PRAGUE (Reuters) - U.S. Secretary of State Hillary Clinton sought to convince Czech leaders on Monday to pick U.S. firm Westinghouse over a Russian rival for a $10 billion nuclear power project, the country’s biggest-ever public energy tender.
U.S. officials traveling with Clinton, who will also meet Prime Minister Petr Necas, said the Temelin nuclear project could create up to 9,000 U.S. jobs and would help ease the former Soviet-bloc nation’s energy reliance on Russia.
Majority state-owned Czech firm CEZ has applied to build two new reactors at its 2,000 megawatt Temelin nuclear power plant, which would be one of the largest public investments in Europe this decade.
Westinghouse, a unit of Japanese firm Toshiba Corp, is competing with Russia’s Atomstroyexport, which is bidding in a consortium with a Russian-owned Czech group.
“We are not shy about pressing the case for Westinghouse to expand the Temelin nuclear power plant, because we believe that company offers the best option for the project in terms of technology and safety,” Clinton said in a news conference after meeting with Czech Foreign Minister Karel Schwarzenberg.
“So we clearly hope that Westinghouse will receive the utmost consideration as this process moves forward.”
CEZ, central Europe’s biggest energy group, with a market capitalization of $17.8 billion, wants to pick a winner and sign a contract by the end of 2013.
CEZ threw out a bid from France’s Areva in October, saying the company failed to meet “crucial requirements”. The Czech anti-monopoly office has said CEZ cannot sign a contract until it rules on Areva’s appeal.
U.S. officials said formal negotiations between the two bidders and the Czech government are expected to start in December.
“There will be the opportunity for the Secretary to support ... Westinghouse,” a senior State Department official told reporters.

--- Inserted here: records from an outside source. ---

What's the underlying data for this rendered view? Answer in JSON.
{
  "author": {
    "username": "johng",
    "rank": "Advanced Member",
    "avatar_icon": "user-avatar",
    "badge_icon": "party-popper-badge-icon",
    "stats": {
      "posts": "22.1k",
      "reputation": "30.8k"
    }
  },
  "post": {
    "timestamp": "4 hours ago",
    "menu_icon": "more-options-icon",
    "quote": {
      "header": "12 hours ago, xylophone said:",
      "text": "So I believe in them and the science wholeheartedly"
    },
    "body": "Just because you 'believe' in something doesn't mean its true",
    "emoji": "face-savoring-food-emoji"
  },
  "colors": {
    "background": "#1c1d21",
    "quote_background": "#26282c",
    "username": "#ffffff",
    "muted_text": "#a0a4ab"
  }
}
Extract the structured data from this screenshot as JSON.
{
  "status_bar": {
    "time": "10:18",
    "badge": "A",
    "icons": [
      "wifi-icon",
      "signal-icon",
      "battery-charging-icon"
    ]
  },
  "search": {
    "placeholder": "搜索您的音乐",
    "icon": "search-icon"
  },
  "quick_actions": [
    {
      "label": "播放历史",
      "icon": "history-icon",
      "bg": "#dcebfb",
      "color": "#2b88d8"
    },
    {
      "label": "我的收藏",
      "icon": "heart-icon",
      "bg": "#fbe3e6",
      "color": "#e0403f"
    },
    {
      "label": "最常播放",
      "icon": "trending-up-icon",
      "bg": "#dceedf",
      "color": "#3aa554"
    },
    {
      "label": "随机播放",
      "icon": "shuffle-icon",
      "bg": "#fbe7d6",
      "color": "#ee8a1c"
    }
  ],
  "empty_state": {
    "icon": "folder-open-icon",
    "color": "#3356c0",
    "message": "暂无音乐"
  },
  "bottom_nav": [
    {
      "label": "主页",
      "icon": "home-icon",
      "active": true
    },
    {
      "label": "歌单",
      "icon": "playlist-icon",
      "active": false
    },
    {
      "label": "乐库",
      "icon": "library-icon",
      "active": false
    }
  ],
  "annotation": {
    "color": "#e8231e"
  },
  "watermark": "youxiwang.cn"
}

“It could be great in lots of ways - for American jobs, American companies, for energy security and diversity in the Czech Republic, for jobs in the Czech Republic and for a scientific and innovation partnership with the United States.”
The United States is stressing Westinghouse’s safety record, given concerns about nuclear reactors following the Fukushima disaster in Japan last year. Officials will also underline the advantage of reducing the Czech Republic’s reliance on Russia for energy.
Clinton will also discuss energy security with EU officials in Brussels on Wednesday.
The secretary of state’s visit to Prague follows U.S. Assistant Secretary of Commerce Nicole Lamb-Hale’s trip last week. Lamb-Hale said the U.S. Export-Import Bank would be interested in financing the deal if Westinghouse is chosen.
The Czech bid to expand its nuclear capacity has run into opposition from neighbors Austria and Germany. The latter plans to close its nuclear power plants in the wake of Fukushima.
According to U.S. officials, the Czech Republic currently gets 60 percent of its oil, 70 percent of its gas and 100 percent of its nuclear fuel from Russia.
Many Czech officials fear an over-reliance on Russian energy will put their country under too much influence from its former communist master.
The Russian bidders have sought to allay Czech fears about energy reliance on Moscow and have stressed there would be high participation by domestic firms if they won the tender.